Now that the case has concluded I wanted to write you and tell you how impressed I was with your handling of our case. You brought in the best-of-the-best as far as experts are concerned and you did a magnificent job of organizing and directing their activities. I have no doubt that the end result, which was quite favorable, was a result of your hard work and focus. It was a real pleasure having the chance to work with you on this case and I could not be happier with the representation you provided.

Richard R. Saunders, Jr.
Sevila, Saunders, Huddleston & White


We are all delighted with the outcome. As the one sitting in the courtroom, I was impressed throughout the trial by your skilled handling of the issues, and your ability to connect with the jury on those issues. This was certainly not an "open and shut" case, and I believe that all of your and Laurie Kirkland's hard work really won the day for us. Many thanks!

Carolyn C. Olshaker
Clemente Development Company, Inc.


I want you to know how impressed I was with your courtroom performance this week. I feel like I took a 3 day class on what a lawyer should be doing inside the courtroom to best represent his clients interest.I just want you to know your skills will not be forgotten. Thanks and happy holidays.

Patrick S. Burke
The Dean & Burke Group


I wanted to say thank you for all of your hard work on this case.
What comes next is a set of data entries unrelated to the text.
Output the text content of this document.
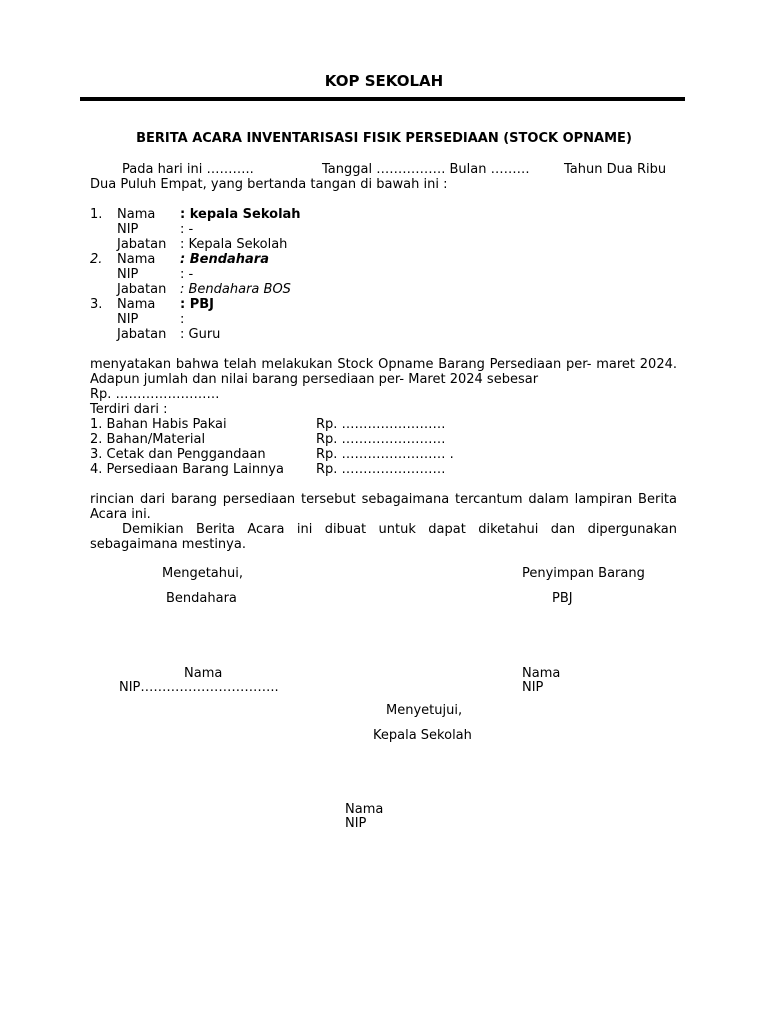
KOP SEKOLAH
BERITA ACARA INVENTARISASI FISIK PERSEDIAAN (STOCK OPNAME)
Pada hari ini ………..	Tanggal ……………. Bulan ………	Tahun Dua Ribu
Dua Puluh Empat, yang bertanda tangan di bawah ini :
1. Nama : kepala Sekolah
NIP	: -
Jabatan : Kepala Sekolah
2. Nama : Bendahara
NIP	: -
Jabatan : Bendahara BOS
3. Nama : PBJ
NIP	:
Jabatan : Guru
menyatakan bahwa telah melakukan Stock Opname Barang Persediaan per- maret 2024. Adapun jumlah dan nilai barang persediaan per- Maret 2024 sebesar
Rp. ……………………
Terdiri dari :
1. Bahan Habis Pakai	Rp. ……………………
2. Bahan/Material	Rp. ……………………
3. Cetak dan Penggandaan	Rp. …………………… .
4. Persediaan Barang Lainnya Rp. ……………………
rincian dari barang persediaan tersebut sebagaimana tercantum dalam lampiran Berita Acara ini.
Demikian Berita Acara ini dibuat untuk dapat diketahui dan dipergunakan sebagaimana mestinya.
Mengetahui,
Bendahara
Nama
NIP…………………………..
Penyimpan Barang
PBJ
Nama
NIP
Menyetujui,
Kepala Sekolah
Nama
NIP
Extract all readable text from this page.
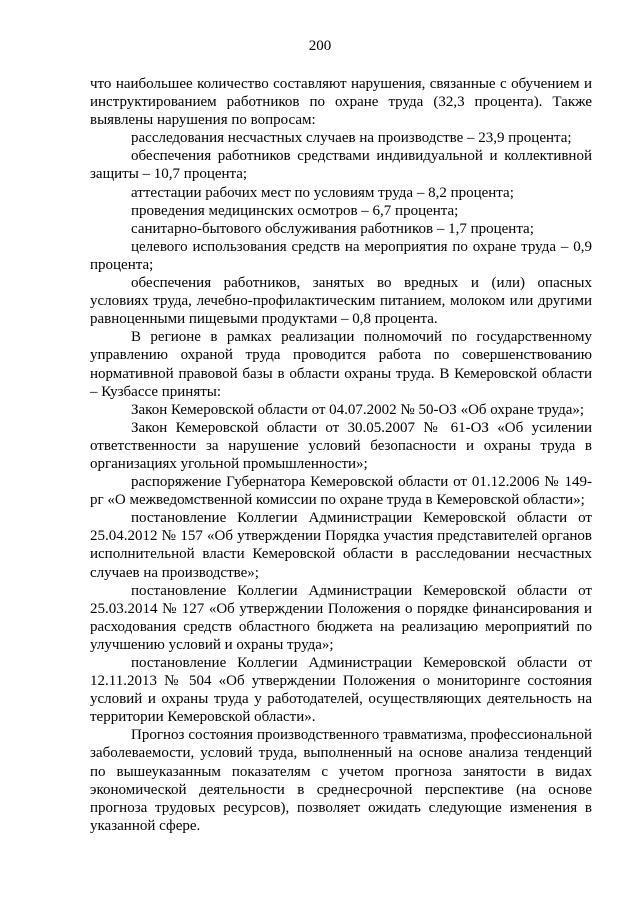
200

что наибольшее количество составляют нарушения, связанные с обучением и инструктированием работников по охране труда (32,3 процента). Также выявлены нарушения по вопросам:

расследования несчастных случаев на производстве – 23,9 процента;

обеспечения работников средствами индивидуальной и коллективной защиты – 10,7 процента;

аттестации рабочих мест по условиям труда – 8,2 процента;

проведения медицинских осмотров – 6,7 процента;

санитарно-бытового обслуживания работников – 1,7 процента;

целевого использования средств на мероприятия по охране труда – 0,9 процента;

обеспечения работников, занятых во вредных и (или) опасных условиях труда, лечебно-профилактическим питанием, молоком или другими равноценными пищевыми продуктами – 0,8 процента.

В регионе в рамках реализации полномочий по государственному управлению охраной труда проводится работа по совершенствованию нормативной правовой базы в области охраны труда. В Кемеровской области – Кузбассе приняты:

Закон Кемеровской области от 04.07.2002 № 50-ОЗ «Об охране труда»;

Закон Кемеровской области от 30.05.2007 № 61-ОЗ «Об усилении ответственности за нарушение условий безопасности и охраны труда в организациях угольной промышленности»;

распоряжение Губернатора Кемеровской области от 01.12.2006 № 149-рг «О межведомственной комиссии по охране труда в Кемеровской области»;

постановление Коллегии Администрации Кемеровской области от 25.04.2012 № 157 «Об утверждении Порядка участия представителей органов исполнительной власти Кемеровской области в расследовании несчастных случаев на производстве»;

постановление Коллегии Администрации Кемеровской области от 25.03.2014 № 127 «Об утверждении Положения о порядке финансирования и расходования средств областного бюджета на реализацию мероприятий по улучшению условий и охраны труда»;

постановление Коллегии Администрации Кемеровской области от 12.11.2013 № 504 «Об утверждении Положения о мониторинге состояния условий и охраны труда у работодателей, осуществляющих деятельность на территории Кемеровской области».

Прогноз состояния производственного травматизма, профессиональной заболеваемости, условий труда, выполненный на основе анализа тенденций по вышеуказанным показателям с учетом прогноза занятости в видах экономической деятельности в среднесрочной перспективе (на основе прогноза трудовых ресурсов), позволяет ожидать следующие изменения в указанной сфере.
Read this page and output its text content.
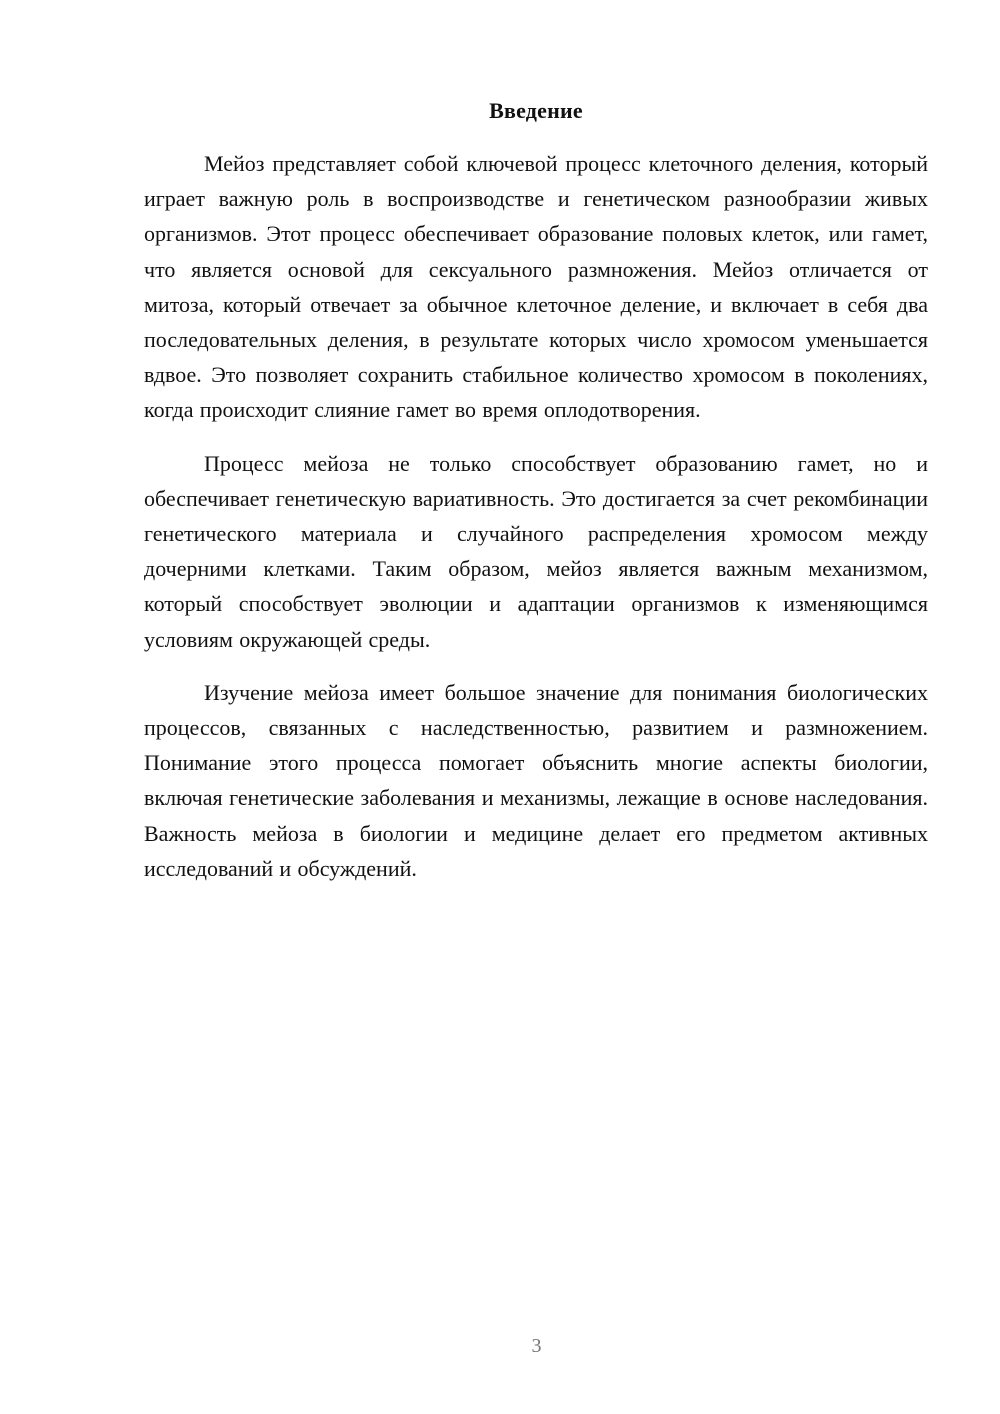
Введение

Мейоз представляет собой ключевой процесс клеточного деления, который играет важную роль в воспроизводстве и генетическом разнообразии живых организмов. Этот процесс обеспечивает образование половых клеток, или гамет, что является основой для сексуального размножения. Мейоз отличается от митоза, который отвечает за обычное клеточное деление, и включает в себя два последовательных деления, в результате которых число хромосом уменьшается вдвое. Это позволяет сохранить стабильное количество хромосом в поколениях, когда происходит слияние гамет во время оплодотворения.

Процесс мейоза не только способствует образованию гамет, но и обеспечивает генетическую вариативность. Это достигается за счет рекомбинации генетического материала и случайного распределения хромосом между дочерними клетками. Таким образом, мейоз является важным механизмом, который способствует эволюции и адаптации организмов к изменяющимся условиям окружающей среды.

Изучение мейоза имеет большое значение для понимания биологических процессов, связанных с наследственностью, развитием и размножением. Понимание этого процесса помогает объяснить многие аспекты биологии, включая генетические заболевания и механизмы, лежащие в основе наследования. Важность мейоза в биологии и медицине делает его предметом активных исследований и обсуждений.

3
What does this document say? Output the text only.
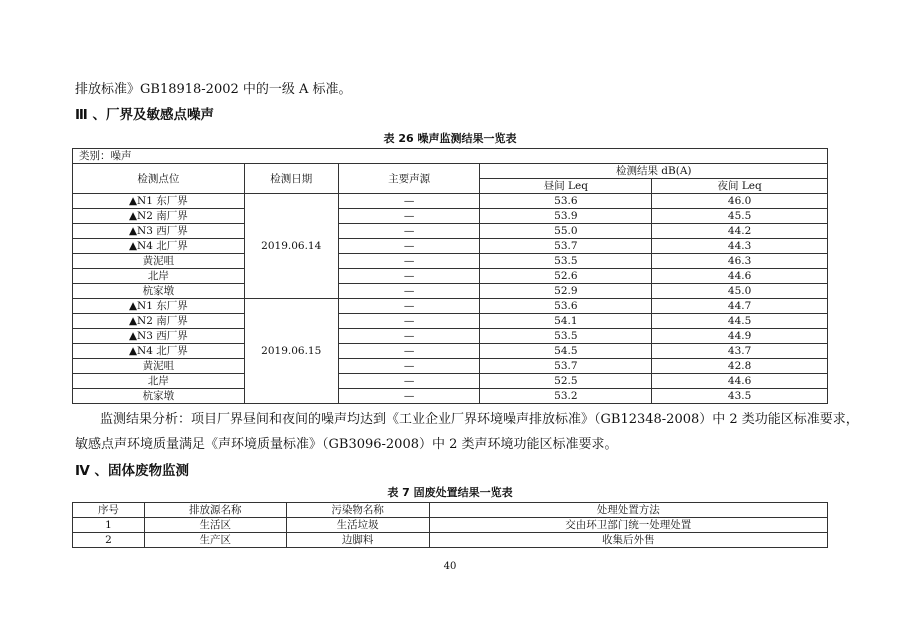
排放标准》GB18918-2002 中的一级 A 标准。
Ⅲ 、厂界及敏感点噪声
表 26 噪声监测结果一览表
类别：噪声				
检测点位	检测日期	主要声源	检测结果 dB(A)	
			昼间 Leq	夜间 Leq
▲N1 东厂界	2019.06.14	—	53.6	46.0
▲N2 南厂界		—	53.9	45.5
▲N3 西厂界		—	55.0	44.2
▲N4 北厂界		—	53.7	44.3
黄泥咀		—	53.5	46.3
北岸		—	52.6	44.6
杭家墩		—	52.9	45.0
▲N1 东厂界	2019.06.15	—	53.6	44.7
▲N2 南厂界		—	54.1	44.5
▲N3 西厂界		—	53.5	44.9
▲N4 北厂界		—	54.5	43.7
黄泥咀		—	53.7	42.8
北岸		—	52.5	44.6
杭家墩		—	53.2	43.5
监测结果分析：项目厂界昼间和夜间的噪声均达到《工业企业厂界环境噪声排放标准》（GB12348-2008）中 2 类功能区标准要求，
敏感点声环境质量满足《声环境质量标准》（GB3096-2008）中 2 类声环境功能区标准要求。
Ⅳ 、固体废物监测
表 7 固废处置结果一览表
序号	排放源名称	污染物名称	处理处置方法
1	生活区	生活垃圾	交由环卫部门统一处理处置
2	生产区	边脚料	收集后外售
40
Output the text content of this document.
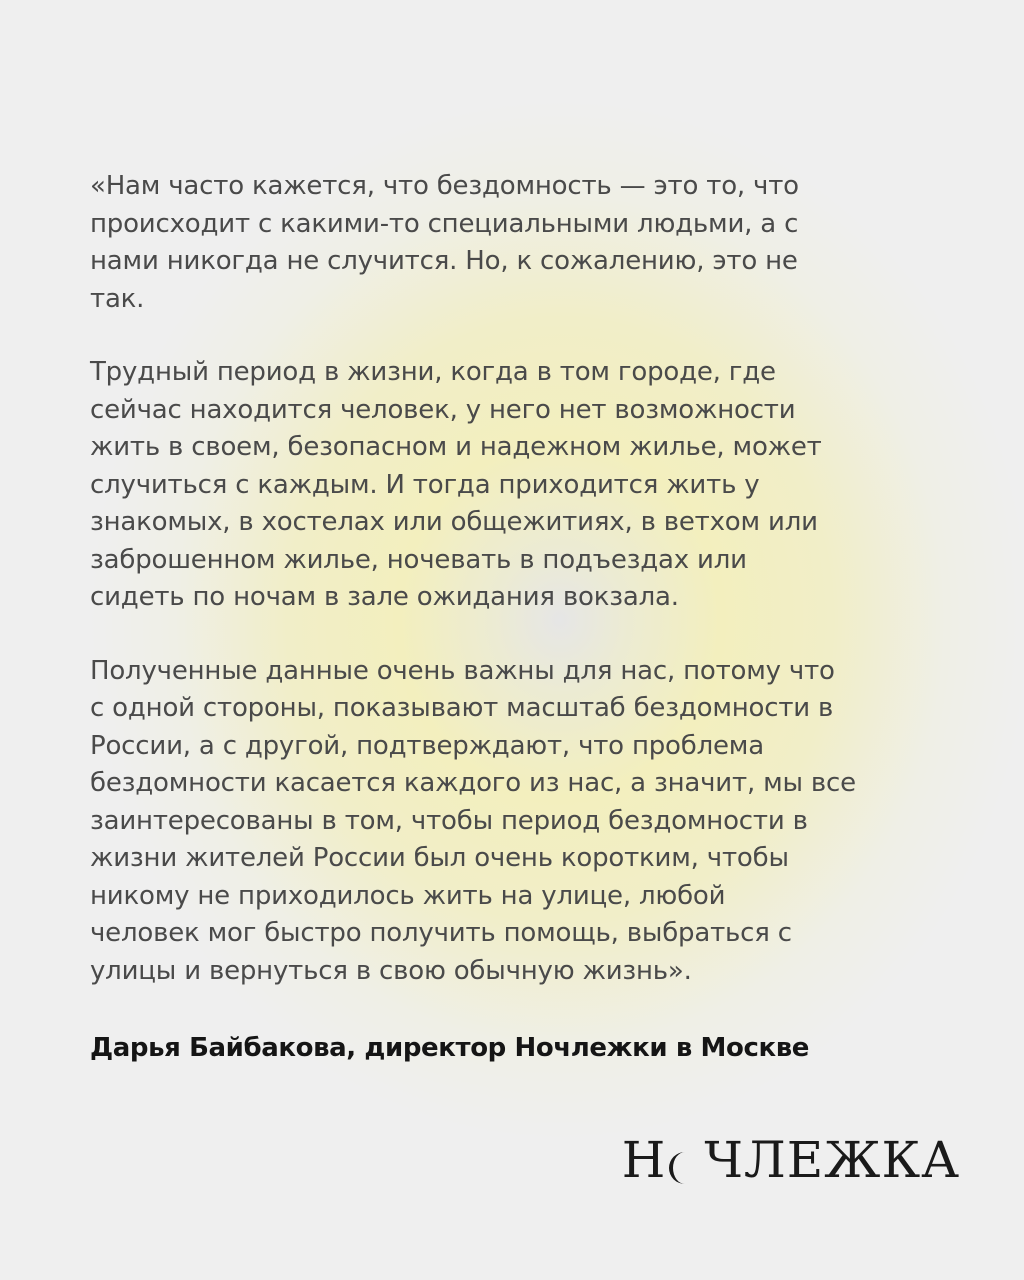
«Нам часто кажется, что бездомность — это то, что
происходит с какими-то специальными людьми, а с
нами никогда не случится. Но, к сожалению, это не
так.

Трудный период в жизни, когда в том городе, где
сейчас находится человек, у него нет возможности
жить в своем, безопасном и надежном жилье, может
случиться с каждым. И тогда приходится жить у
знакомых, в хостелах или общежитиях, в ветхом или
заброшенном жилье, ночевать в подъездах или
сидеть по ночам в зале ожидания вокзала.

Полученные данные очень важны для нас, потому что
с одной стороны, показывают масштаб бездомности в
России, а с другой, подтверждают, что проблема
бездомности касается каждого из нас, а значит, мы все
заинтересованы в том, чтобы период бездомности в
жизни жителей России был очень коротким, чтобы
никому не приходилось жить на улице, любой
человек мог быстро получить помощь, выбраться с
улицы и вернуться в свою обычную жизнь».

Дарья Байбакова, директор Ночлежки в Москве

Н ЧЛЕЖКА
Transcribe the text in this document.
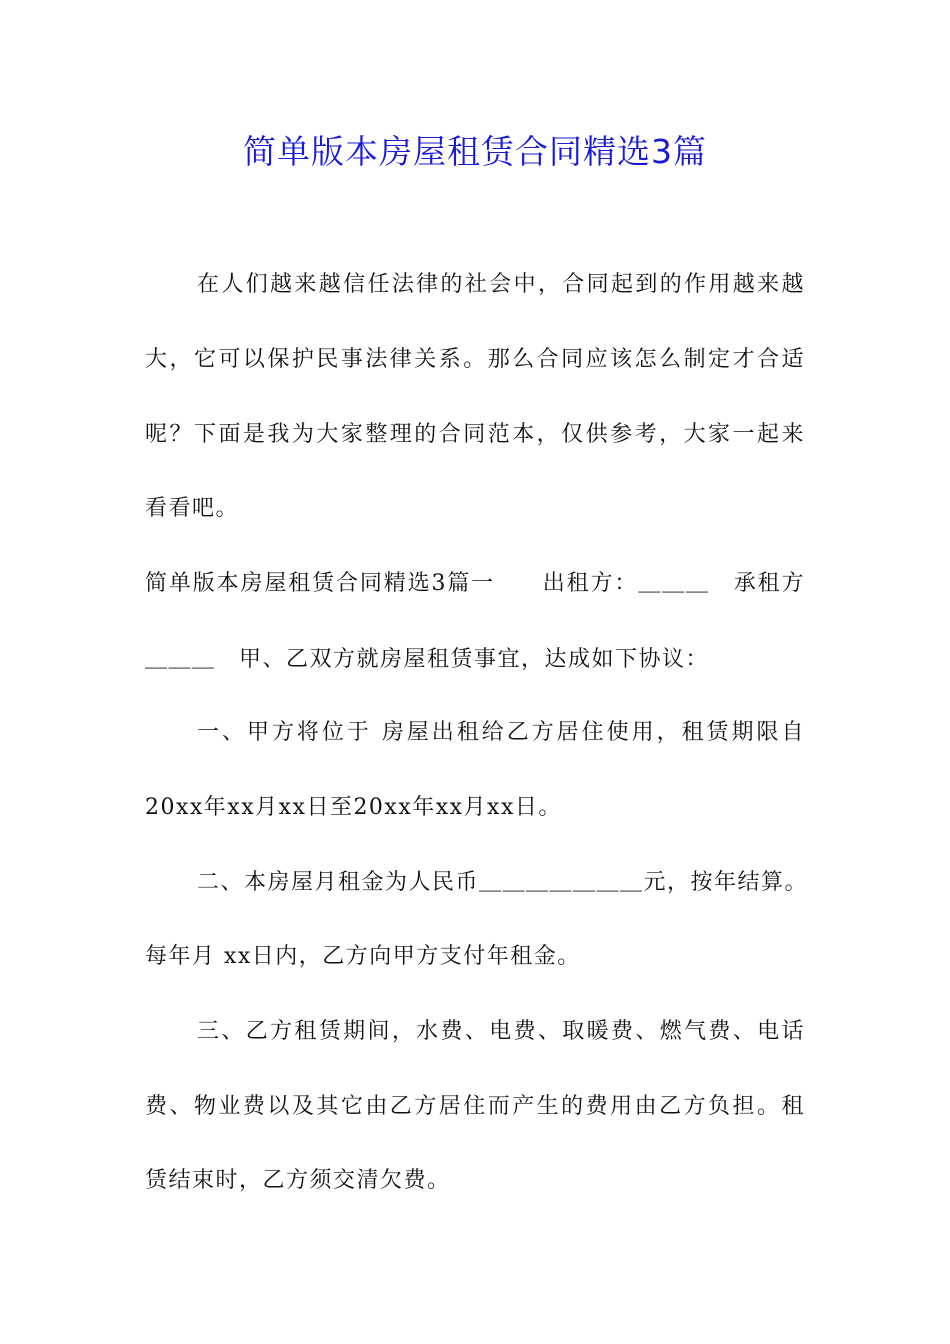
简单版本房屋租赁合同精选3篇

在人们越来越信任法律的社会中，合同起到的作用越来越

大，它可以保护民事法律关系。那么合同应该怎么制定才合适

呢？下面是我为大家整理的合同范本，仅供参考，大家一起来

看看吧。

简单版本房屋租赁合同精选3篇一　　出租方：＿＿＿　承租方

＿＿＿　甲、乙双方就房屋租赁事宜，达成如下协议：

一、甲方将位于 房屋出租给乙方居住使用，租赁期限自

20xx年xx月xx日至20xx年xx月xx日。

二、本房屋月租金为人民币＿＿＿＿＿＿＿元，按年结算。

每年月 xx日内，乙方向甲方支付年租金。

三、乙方租赁期间，水费、电费、取暖费、燃气费、电话

费、物业费以及其它由乙方居住而产生的费用由乙方负担。租

赁结束时，乙方须交清欠费。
Everyone is very pleased with the results of the Sheraton Premier case.

Allison Navitskas
Vice President/Associate General Counsel
FelCor Lodging Trust Incorporated


I chose Paul to represent my clients in Virginia Power line cases because of his skill, ability and demeanor and his excellent reputation for expertise in Eminent Domain law.

Henry C. "Hank" Day
Former Town Attorney
Warrenton, Virginia


Hugo, my level of appreciation for your competence rises with each experience. I am truly grateful for your intense interest on my behalf and am equally grateful to Paul Terpak who you can be rightfully proud of for his diligence, tenacity and for out-maneuvering our opponent at several points.

Scott C. Humphrey, A.S.A.
R. L. Kane, Inc.


Paul, I just wanted to congratulate you for the great result on the Spring Hill Road litigation. It exceeded the client's expectations and the client believes the matter was handled extremely well. Keep up the good work!

Kenneth Ingram
Rotonda Condominium Unit - Owners Association


Paul Terpak is very aggressive and extraordinarily competent.

Ray Schupp
Schupp Development Companies


Paul, you sure know how to make a general counsel look good to her boss. Mr. Van Metre is delighted with me, even though I try to keep telling him it was your excellent work which achieved the result.